If your only debt is personal credit cards — call National Debt Relief. If you have a single MCA and a lot of business debt — call Delancey Street, Second Wind, or National Credit Partners.
What to look for in a business debt relief company
A real one will check all of these boxes:
- No upfront fees. They charge after settlements are reached, period.
- Transparent fee structure — usually 15% to 25% of enrolled debt, calculated on the original balance or the settled amount (ask which).
- BBB accreditation with at least an A rating, and a complaint history you can read.
- Specifically mentions MCA, UCC-1, COJ, and reconciliation provisions on their site. If they don’t know these terms, they don’t know your debt.
- Attorney network or in-house counsel — because MCA funders sue, and they sue fast.
- Free consultation with someone who actually knows the space, not a sales rep reading a script.
Red flags — get off the call immediately
- They guarantee a specific outcome (“we’ll cut your debt in half”). Nobody can guarantee that.
- They charge anything upfront — registration fee, evaluation fee, retainer, anything.
- They offer to “consolidate” your MCA’s into a new MCA. This is not relief. This is making the problem worse, often by a lot.
- They tell you to stop answering calls from your funders. (You shouldn’t be the one answering those calls — they should be — but the difference matters legally.)
- They want you to close your bank account and open a new one. This is a default trigger in virtually every MCA agreement, and any firm that suggests it doesn’t understand MCA mechanics.
- They quote settlement percentages before reviewing your contracts.
Frequently asked questions
How much does business debt relief cost?
Typical fees are 15% to 25% of enrolled debt, charged only after settlements are reached. On $20,000 of enrolled debt that settles for $10,000, you’d pay roughly $3,000 to $5,000 in fees over the program. For MCA-specific work, expect the higher end of that range — these settlements are harder to reach than credit card settlements.

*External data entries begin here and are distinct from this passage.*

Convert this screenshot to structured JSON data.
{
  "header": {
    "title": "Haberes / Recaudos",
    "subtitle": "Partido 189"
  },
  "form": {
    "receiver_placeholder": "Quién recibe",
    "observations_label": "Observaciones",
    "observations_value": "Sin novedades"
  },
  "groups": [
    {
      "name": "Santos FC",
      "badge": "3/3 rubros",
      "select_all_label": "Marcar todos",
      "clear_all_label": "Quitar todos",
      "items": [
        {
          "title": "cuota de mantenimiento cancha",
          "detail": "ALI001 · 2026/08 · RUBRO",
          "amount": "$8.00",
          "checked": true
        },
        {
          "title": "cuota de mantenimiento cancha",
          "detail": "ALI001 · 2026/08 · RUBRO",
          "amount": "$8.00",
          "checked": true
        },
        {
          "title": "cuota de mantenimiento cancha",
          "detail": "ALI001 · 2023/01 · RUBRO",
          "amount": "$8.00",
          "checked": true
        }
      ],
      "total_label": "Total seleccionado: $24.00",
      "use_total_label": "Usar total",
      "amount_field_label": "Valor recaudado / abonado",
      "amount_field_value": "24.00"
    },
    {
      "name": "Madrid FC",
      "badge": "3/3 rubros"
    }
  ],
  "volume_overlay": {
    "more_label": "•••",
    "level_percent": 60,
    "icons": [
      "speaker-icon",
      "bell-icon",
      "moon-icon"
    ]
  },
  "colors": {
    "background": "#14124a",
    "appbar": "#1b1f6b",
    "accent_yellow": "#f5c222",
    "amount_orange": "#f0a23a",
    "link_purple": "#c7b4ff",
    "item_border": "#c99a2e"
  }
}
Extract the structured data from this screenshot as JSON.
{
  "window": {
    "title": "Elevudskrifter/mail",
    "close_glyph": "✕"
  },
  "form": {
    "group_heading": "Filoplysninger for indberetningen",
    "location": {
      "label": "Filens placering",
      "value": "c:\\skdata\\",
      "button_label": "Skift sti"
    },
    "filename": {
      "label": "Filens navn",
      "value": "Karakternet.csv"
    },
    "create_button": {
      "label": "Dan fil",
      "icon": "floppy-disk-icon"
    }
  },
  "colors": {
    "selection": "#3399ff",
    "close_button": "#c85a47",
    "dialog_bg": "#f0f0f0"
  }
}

How long does business debt relief take?
For straight credit card debt, 24-48 months is standard. For MCA debt, the timeline is much faster — often 3 to 9 months — because MCA funders prefer fast lump-sum settlements over drawn-out negotiations. They want their money. They don’t want to litigate for a year.

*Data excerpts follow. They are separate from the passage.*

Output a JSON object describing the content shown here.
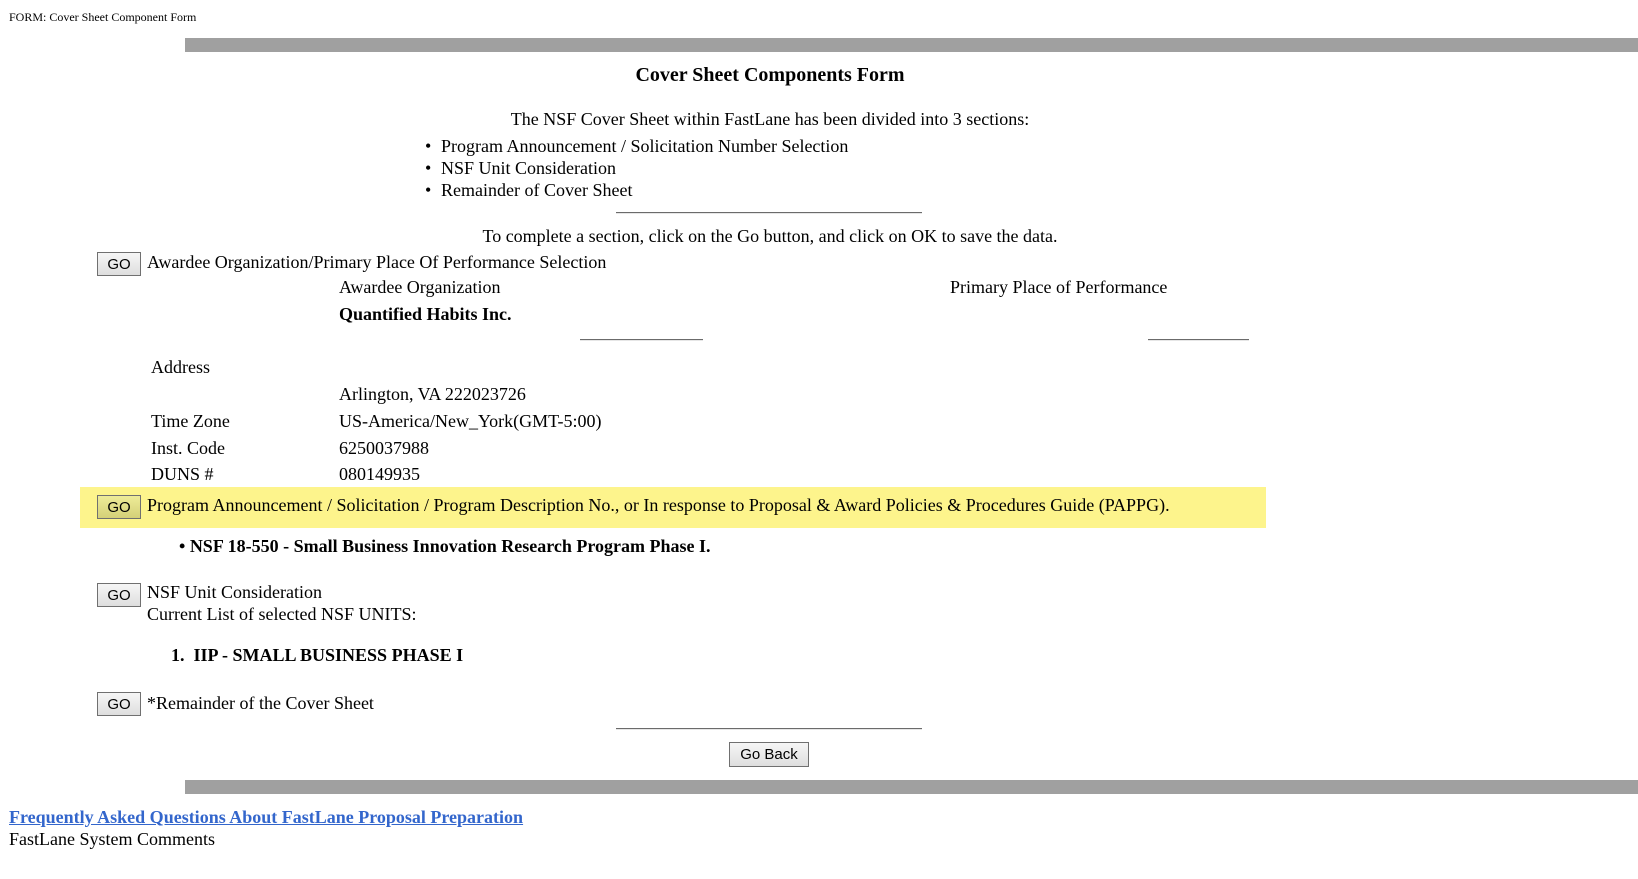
{
  "window": {
    "form_label": "FORM: Cover Sheet Component Form"
  },
  "header": {
    "title": "Cover Sheet Components Form",
    "intro": "The NSF Cover Sheet within FastLane has been divided into 3 sections:",
    "sections": [
      "Program Announcement / Solicitation Number Selection",
      "NSF Unit Consideration",
      "Remainder of Cover Sheet"
    ],
    "instructions": "To complete a section, click on the Go button, and click on OK to save the data."
  },
  "go_label": "GO",
  "awardee_section": {
    "label": "Awardee Organization/Primary Place Of Performance Selection",
    "awardee_org_heading": "Awardee Organization",
    "awardee_org_name": "Quantified Habits Inc.",
    "primary_place_heading": "Primary Place of Performance",
    "fields": [
      {
        "label": "Address",
        "value": ""
      },
      {
        "label": "",
        "value": "Arlington, VA 222023726"
      },
      {
        "label": "Time Zone",
        "value": "US-America/New_York(GMT-5:00)"
      },
      {
        "label": "Inst. Code",
        "value": "6250037988"
      },
      {
        "label": "DUNS #",
        "value": "080149935"
      }
    ]
  },
  "program_section": {
    "label": "Program Announcement / Solicitation / Program Description No., or In response to Proposal & Award Policies & Procedures Guide (PAPPG).",
    "selected": "NSF 18-550 - Small Business Innovation Research Program Phase I.",
    "highlight_color": "#fdf48c"
  },
  "unit_section": {
    "label": "NSF Unit Consideration",
    "sublabel": "Current List of selected NSF UNITS:",
    "units": [
      "IIP - SMALL BUSINESS PHASE I"
    ]
  },
  "remainder_section": {
    "label": "*Remainder of the Cover Sheet"
  },
  "footer": {
    "go_back_label": "Go Back",
    "faq_link": "Frequently Asked Questions About FastLane Proposal Preparation",
    "comments": "FastLane System Comments"
  }
}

Will business debt settlement hurt my personal credit?
If you personally guaranteed the debt — yes. Most MCA’s, SBA loans, and business credit cards have personal guarantees, and any default or settlement reflects on your personal credit report. The hit is real, but recoverable. Most clients see their score recover within 12 to 24 months after the program ends.
Can I do this myself without hiring anyone?

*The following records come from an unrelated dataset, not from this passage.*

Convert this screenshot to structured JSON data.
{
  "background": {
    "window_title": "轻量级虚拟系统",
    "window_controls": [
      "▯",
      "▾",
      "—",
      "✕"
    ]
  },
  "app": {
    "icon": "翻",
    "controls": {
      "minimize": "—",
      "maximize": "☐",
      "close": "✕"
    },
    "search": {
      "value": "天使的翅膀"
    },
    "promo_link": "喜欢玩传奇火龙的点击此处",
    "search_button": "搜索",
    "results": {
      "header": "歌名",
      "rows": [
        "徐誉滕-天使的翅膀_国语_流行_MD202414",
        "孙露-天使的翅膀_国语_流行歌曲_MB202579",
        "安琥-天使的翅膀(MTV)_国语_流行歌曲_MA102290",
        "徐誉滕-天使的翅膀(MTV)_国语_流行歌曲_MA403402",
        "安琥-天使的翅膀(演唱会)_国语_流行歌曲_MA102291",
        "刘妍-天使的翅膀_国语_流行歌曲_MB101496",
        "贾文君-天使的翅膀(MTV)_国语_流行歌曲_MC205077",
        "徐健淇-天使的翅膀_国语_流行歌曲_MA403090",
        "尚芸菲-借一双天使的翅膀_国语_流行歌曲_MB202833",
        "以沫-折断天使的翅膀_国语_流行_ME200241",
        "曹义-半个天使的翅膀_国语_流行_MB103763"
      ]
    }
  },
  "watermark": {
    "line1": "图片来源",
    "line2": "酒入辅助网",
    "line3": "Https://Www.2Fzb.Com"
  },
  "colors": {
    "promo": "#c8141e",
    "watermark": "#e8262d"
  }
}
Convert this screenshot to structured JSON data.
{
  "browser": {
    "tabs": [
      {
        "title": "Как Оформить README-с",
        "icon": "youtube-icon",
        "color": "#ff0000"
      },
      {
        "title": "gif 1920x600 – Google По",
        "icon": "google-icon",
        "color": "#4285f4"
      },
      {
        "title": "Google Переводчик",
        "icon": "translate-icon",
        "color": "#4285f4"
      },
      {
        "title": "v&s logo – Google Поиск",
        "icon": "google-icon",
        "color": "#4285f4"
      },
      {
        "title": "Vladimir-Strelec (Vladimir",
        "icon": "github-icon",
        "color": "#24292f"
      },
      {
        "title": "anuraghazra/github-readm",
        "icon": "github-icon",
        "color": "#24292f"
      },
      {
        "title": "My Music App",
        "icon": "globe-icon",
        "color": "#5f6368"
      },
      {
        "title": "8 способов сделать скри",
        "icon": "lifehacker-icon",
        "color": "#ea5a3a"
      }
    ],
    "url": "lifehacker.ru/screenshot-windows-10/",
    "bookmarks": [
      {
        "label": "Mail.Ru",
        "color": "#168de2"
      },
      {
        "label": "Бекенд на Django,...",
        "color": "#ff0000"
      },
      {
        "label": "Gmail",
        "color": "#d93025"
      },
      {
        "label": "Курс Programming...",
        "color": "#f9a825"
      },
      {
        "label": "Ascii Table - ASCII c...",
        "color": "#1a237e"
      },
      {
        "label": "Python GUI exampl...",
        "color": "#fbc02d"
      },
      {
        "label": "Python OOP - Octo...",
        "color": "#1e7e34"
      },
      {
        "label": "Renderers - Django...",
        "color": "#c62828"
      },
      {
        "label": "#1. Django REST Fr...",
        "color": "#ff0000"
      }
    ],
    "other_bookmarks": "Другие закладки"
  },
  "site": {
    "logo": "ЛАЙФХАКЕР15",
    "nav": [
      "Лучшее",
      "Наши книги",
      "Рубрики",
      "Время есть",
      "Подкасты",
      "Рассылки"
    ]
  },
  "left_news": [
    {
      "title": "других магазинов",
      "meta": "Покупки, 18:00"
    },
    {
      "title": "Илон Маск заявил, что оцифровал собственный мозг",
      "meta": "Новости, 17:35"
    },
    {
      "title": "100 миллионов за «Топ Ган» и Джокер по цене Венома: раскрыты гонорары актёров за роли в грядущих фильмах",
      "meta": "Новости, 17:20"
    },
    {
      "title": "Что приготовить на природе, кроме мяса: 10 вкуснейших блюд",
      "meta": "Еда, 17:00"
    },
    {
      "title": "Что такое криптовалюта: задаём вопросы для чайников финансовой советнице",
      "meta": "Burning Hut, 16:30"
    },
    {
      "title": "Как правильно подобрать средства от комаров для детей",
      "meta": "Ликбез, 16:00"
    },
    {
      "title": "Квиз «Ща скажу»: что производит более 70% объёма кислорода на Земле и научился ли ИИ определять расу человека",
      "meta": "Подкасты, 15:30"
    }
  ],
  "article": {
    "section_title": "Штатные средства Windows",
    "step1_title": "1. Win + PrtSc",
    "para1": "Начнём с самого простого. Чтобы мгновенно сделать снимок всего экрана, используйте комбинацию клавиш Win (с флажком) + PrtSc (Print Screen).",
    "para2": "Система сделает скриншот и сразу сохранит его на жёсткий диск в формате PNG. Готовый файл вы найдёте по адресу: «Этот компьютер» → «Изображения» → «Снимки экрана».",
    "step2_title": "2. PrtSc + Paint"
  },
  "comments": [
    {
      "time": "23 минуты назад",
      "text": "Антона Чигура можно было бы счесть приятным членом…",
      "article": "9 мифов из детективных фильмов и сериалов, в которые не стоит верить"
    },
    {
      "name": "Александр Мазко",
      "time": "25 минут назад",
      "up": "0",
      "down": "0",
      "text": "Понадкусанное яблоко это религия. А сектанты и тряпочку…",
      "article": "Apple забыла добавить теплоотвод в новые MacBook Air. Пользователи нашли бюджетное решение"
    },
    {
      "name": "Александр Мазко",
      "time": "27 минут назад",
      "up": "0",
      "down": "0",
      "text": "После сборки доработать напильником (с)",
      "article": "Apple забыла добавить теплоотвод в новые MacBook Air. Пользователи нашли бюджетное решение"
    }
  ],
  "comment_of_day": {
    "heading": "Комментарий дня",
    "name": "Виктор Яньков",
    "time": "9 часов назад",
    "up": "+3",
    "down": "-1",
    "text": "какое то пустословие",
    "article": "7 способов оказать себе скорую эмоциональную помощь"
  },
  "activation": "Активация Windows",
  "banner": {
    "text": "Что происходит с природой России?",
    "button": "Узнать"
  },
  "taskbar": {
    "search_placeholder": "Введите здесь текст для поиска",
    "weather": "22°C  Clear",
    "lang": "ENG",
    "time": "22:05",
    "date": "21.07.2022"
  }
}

Technically yes. Realistically, no. MCA funders negotiate harder against business owners directly because they know you don’t know the leverage points. The math on hiring a firm — 15% to 25% of enrolled debt — almost always works out in your favor versus going alone, because the firms settle for far lower percentages than you will.
Is business debt relief the same as bankruptcy?
No. Bankruptcy is a court-supervised process that wipes or restructures debt under federal law. Business debt relief is private, negotiated, and avoids court entirely. Bankruptcy is the heavier hammer — it works, but it has consequences (court records, asset disposition, harder access to credit for years) that settlement doesn’t.
What if my business already has a lawsuit filed against it?
You need an attorney-led firm — Delancey Street. The standard debt settlement model (escrow, save up, settle) doesn’t work when there’s an active suit, because the funder can get a judgment before you’ve saved enough to settle. Active litigation requires active defense, which requires lawyers.